Sequence biostratigraphy, seismic stratigraphy, and subsidence/uplift history of the offshore Yakataga Formation, northeastern Gulf of Alaska

Bibliographic Reference

Zellers, S.D., 1995, Sequence biostratigraphy, seismic stratigraphy, and subsidence/uplift history of the offshore Yakataga Formation, northeastern Gulf of Alaska: University of Texas, Austin, Ph.D. dissertation, 299 p., illust., maps.

Abstract

Interbedded marine and glacial-marine deposits of the Yakataga Formation (late Miocene to Recent), which underlie the northern Gulf of Alaska continental shelf, are the focus of an integrated study to understand the depositional and climatic history of the late Cenozoic Gulf of Alaska. Yakataga strata accumulated on a tectonically active, glaciated continental margin; they record initial late Cenozoic glaciation in the Gulf of Alaska (latest Miocene to earliest Pliocene) and the onset of major northern hemisphere glaciation during the late Pliocene. Foraminiferal sequence biostratigraphy, seismic stratigraphy, and tectonic subsidence/uplift analyses define and characterize eight seismic stratigraphic sequences on the Yakataga continental shelf. Foraminiferal biostratigraphy establishes age, paleoenvironmental, and paleoclimate relationships.
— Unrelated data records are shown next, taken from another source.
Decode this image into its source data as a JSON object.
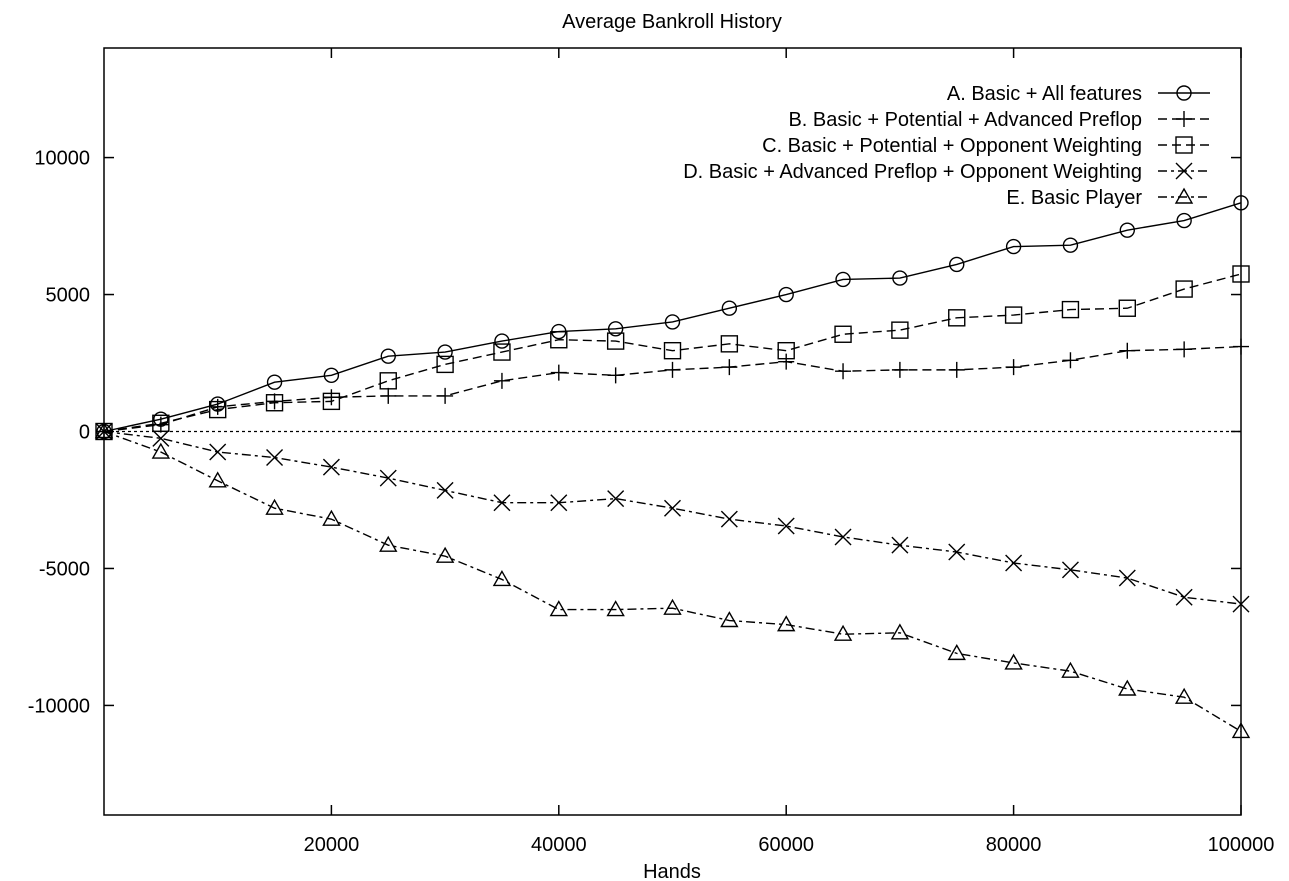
{
  "chart_data": {
    "type": "line",
    "title": "Average Bankroll History",
    "xlabel": "Hands",
    "ylabel": "",
    "xlim": [
      0,
      100000
    ],
    "ylim": [
      -14000,
      14000
    ],
    "x_ticks": [
      20000,
      40000,
      60000,
      80000,
      100000
    ],
    "x_tick_labels": [
      "20000",
      "40000",
      "60000",
      "80000",
      "100000"
    ],
    "y_ticks": [
      10000,
      5000,
      0,
      -5000,
      -10000
    ],
    "y_tick_labels": [
      "10000",
      "5000",
      "0",
      "-5000",
      "-10000"
    ],
    "grid": false,
    "zero_line": true,
    "legend_position": "top-right",
    "x": [
      0,
      5000,
      10000,
      15000,
      20000,
      25000,
      30000,
      35000,
      40000,
      45000,
      50000,
      55000,
      60000,
      65000,
      70000,
      75000,
      80000,
      85000,
      90000,
      95000,
      100000
    ],
    "series": [
      {
        "name": "A. Basic + All features",
        "marker": "diamond",
        "dash": "solid",
        "values": [
          0,
          450,
          1000,
          1800,
          2050,
          2750,
          2900,
          3300,
          3650,
          3750,
          4000,
          4500,
          5000,
          5550,
          5600,
          6100,
          6750,
          6800,
          7350,
          7700,
          8350
        ]
      },
      {
        "name": "B. Basic + Potential + Advanced Preflop",
        "marker": "plus",
        "dash": "dashed",
        "values": [
          0,
          250,
          900,
          1100,
          1250,
          1300,
          1300,
          1850,
          2150,
          2050,
          2250,
          2350,
          2550,
          2200,
          2250,
          2250,
          2350,
          2600,
          2950,
          3000,
          3100
        ]
      },
      {
        "name": "C. Basic + Potential + Opponent Weighting",
        "marker": "square",
        "dash": "dashed",
        "values": [
          0,
          300,
          800,
          1050,
          1100,
          1850,
          2450,
          2900,
          3350,
          3300,
          2950,
          3200,
          2950,
          3550,
          3700,
          4150,
          4250,
          4450,
          4500,
          5200,
          5750
        ]
      },
      {
        "name": "D. Basic + Advanced Preflop + Opponent Weighting",
        "marker": "x",
        "dash": "dashdot",
        "values": [
          0,
          -250,
          -750,
          -950,
          -1300,
          -1700,
          -2150,
          -2600,
          -2600,
          -2450,
          -2800,
          -3200,
          -3450,
          -3850,
          -4150,
          -4400,
          -4800,
          -5050,
          -5350,
          -6050,
          -6300
        ]
      },
      {
        "name": "E. Basic Player",
        "marker": "triangle",
        "dash": "dashdot",
        "values": [
          0,
          -750,
          -1800,
          -2800,
          -3200,
          -4150,
          -4550,
          -5400,
          -6500,
          -6500,
          -6450,
          -6900,
          -7050,
          -7400,
          -7350,
          -8100,
          -8450,
          -8750,
          -9400,
          -9700,
          -10950
        ]
      }
    ]
  }
}
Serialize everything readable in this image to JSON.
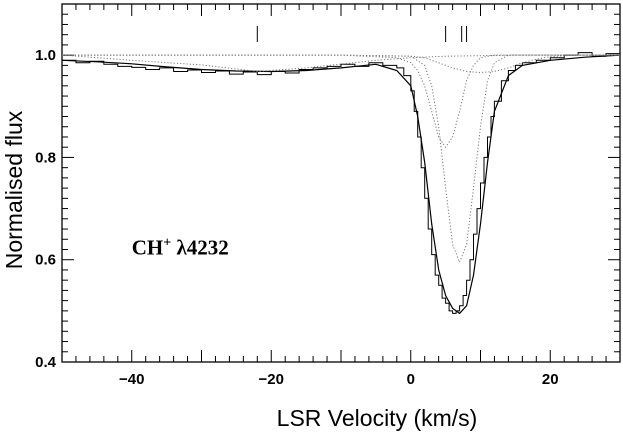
{
  "chart_data": {
    "type": "line",
    "title": "",
    "xlabel": "LSR Velocity (km/s)",
    "ylabel": "Normalised flux",
    "xlim": [
      -50,
      30
    ],
    "ylim": [
      0.4,
      1.1
    ],
    "x_ticks": [
      -40,
      -20,
      0,
      20
    ],
    "x_tick_labels": [
      "−40",
      "−20",
      "0",
      "20"
    ],
    "y_ticks": [
      0.4,
      0.6,
      0.8,
      1.0
    ],
    "y_tick_labels": [
      "0.4",
      "0.6",
      "0.8",
      "1.0"
    ],
    "grid": false,
    "annotation": {
      "species": "CH",
      "superscript": "+",
      "line": " λ4232",
      "x": -40,
      "y": 0.61
    },
    "component_markers": [
      -22,
      5,
      7.3,
      8
    ],
    "series": [
      {
        "style": "histogram",
        "x": [
          -50,
          -48,
          -46,
          -44,
          -42,
          -40,
          -38,
          -36,
          -34,
          -32,
          -30,
          -28,
          -26,
          -24,
          -22,
          -20,
          -18,
          -16,
          -14,
          -12,
          -10,
          -8,
          -6,
          -4,
          -2,
          -1,
          0,
          0.5,
          1,
          1.5,
          2,
          2.5,
          3,
          3.5,
          4,
          4.5,
          5,
          5.5,
          6,
          6.5,
          7,
          7.5,
          8,
          8.5,
          9,
          9.5,
          10,
          10.5,
          11,
          11.5,
          12,
          13,
          14,
          15,
          16,
          18,
          20,
          22,
          24,
          26,
          28,
          30
        ],
        "y": [
          0.99,
          0.985,
          0.988,
          0.982,
          0.978,
          0.976,
          0.972,
          0.975,
          0.968,
          0.971,
          0.966,
          0.969,
          0.963,
          0.967,
          0.962,
          0.968,
          0.965,
          0.972,
          0.975,
          0.978,
          0.982,
          0.978,
          0.985,
          0.98,
          0.975,
          0.96,
          0.93,
          0.89,
          0.84,
          0.78,
          0.72,
          0.66,
          0.61,
          0.57,
          0.55,
          0.525,
          0.515,
          0.5,
          0.495,
          0.5,
          0.51,
          0.53,
          0.56,
          0.6,
          0.65,
          0.7,
          0.75,
          0.8,
          0.84,
          0.88,
          0.91,
          0.95,
          0.97,
          0.98,
          0.985,
          0.99,
          0.995,
          1.0,
          1.005,
          0.998,
          1.003,
          1.005
        ]
      },
      {
        "style": "solid",
        "x": [
          -50,
          -45,
          -40,
          -35,
          -30,
          -25,
          -20,
          -15,
          -10,
          -5,
          -2,
          0,
          1,
          2,
          3,
          4,
          5,
          6,
          7,
          8,
          9,
          10,
          11,
          12,
          14,
          16,
          20,
          25,
          30
        ],
        "y": [
          0.99,
          0.987,
          0.983,
          0.977,
          0.972,
          0.969,
          0.968,
          0.97,
          0.975,
          0.982,
          0.97,
          0.94,
          0.88,
          0.79,
          0.67,
          0.58,
          0.53,
          0.505,
          0.495,
          0.51,
          0.57,
          0.67,
          0.79,
          0.89,
          0.96,
          0.98,
          0.99,
          0.996,
          1.0
        ]
      },
      {
        "style": "dotted",
        "x": [
          -50,
          -40,
          -30,
          -22,
          -15,
          -5,
          0,
          5,
          10,
          15,
          20,
          25,
          30
        ],
        "y": [
          1.0,
          0.99,
          0.981,
          0.968,
          0.975,
          0.99,
          0.995,
          0.998,
          0.999,
          1.0,
          1.0,
          1.0,
          1.0
        ]
      },
      {
        "style": "dotted",
        "x": [
          -50,
          -10,
          -2,
          0,
          1,
          2,
          3,
          4,
          5,
          6,
          7,
          8,
          9,
          10,
          12,
          16,
          30
        ],
        "y": [
          1.0,
          1.0,
          0.995,
          0.985,
          0.97,
          0.94,
          0.89,
          0.84,
          0.82,
          0.84,
          0.89,
          0.95,
          0.98,
          0.995,
          1.0,
          1.0,
          1.0
        ]
      },
      {
        "style": "dotted",
        "x": [
          -50,
          -10,
          0,
          2,
          3,
          4,
          5,
          6,
          7,
          8,
          9,
          10,
          11,
          12,
          14,
          30
        ],
        "y": [
          1.0,
          1.0,
          0.998,
          0.98,
          0.94,
          0.86,
          0.74,
          0.63,
          0.595,
          0.63,
          0.74,
          0.86,
          0.95,
          0.985,
          1.0,
          1.0
        ]
      },
      {
        "style": "dotted",
        "x": [
          -50,
          -10,
          0,
          2,
          4,
          6,
          8,
          10,
          12,
          14,
          16,
          18,
          20,
          22,
          24,
          30
        ],
        "y": [
          1.0,
          1.0,
          0.998,
          0.995,
          0.985,
          0.975,
          0.968,
          0.966,
          0.968,
          0.975,
          0.985,
          0.992,
          0.997,
          0.999,
          1.0,
          1.0
        ]
      }
    ]
  }
}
These studies and seismic stratigraphy show that the base of the Yakataga Formation is an unconformity offshore that developed as a result of a change in Pacific Plate motion during the early Pliocene. Analyses of benthic foraminifera demonstrate that paleobathymetry fluctuated from inner neritic through middle bathyal. Pleistocene paleoenvironments were deeper on average than those in the Pliocene. Cluster and polytopic vector analyses show that the complex faunal patterns are due to heterogeneities in environments and mixing of faunas due to a variety of marine and glacial-marine processes. Many paleobathymetric fluctuations are non-synchronous between well sections and exceed 200 m; these fluctuations are mainly due to differential uplift and subsidence on discrete tectonic blocks. Isopach and structure contour maps illustrate the geometry of sequences, and demonstrate that depocenters shifted across the margin through time. Tectonic subsidence/uplift analyses quantify the controls on accomodation; these results show that tectonics and sediment-loading subsidence are the primary controls on the magnitude of accomodation on the margin. The youngest (upper Pleistocene) sequence boundaries may have formed during eustatic lowstands as glacial ice advanced and eroded parts of the margin that had been tectonically uplifted. The base of each of the oldest (Pliocene and lower Pleistocene) Yakataga sequences is bounded by a tectonically formed or tectonically enhanced sequence boundary; neither the relationship to eustasy nor the mode of formation of the oldest boundaries can be determined with the available data.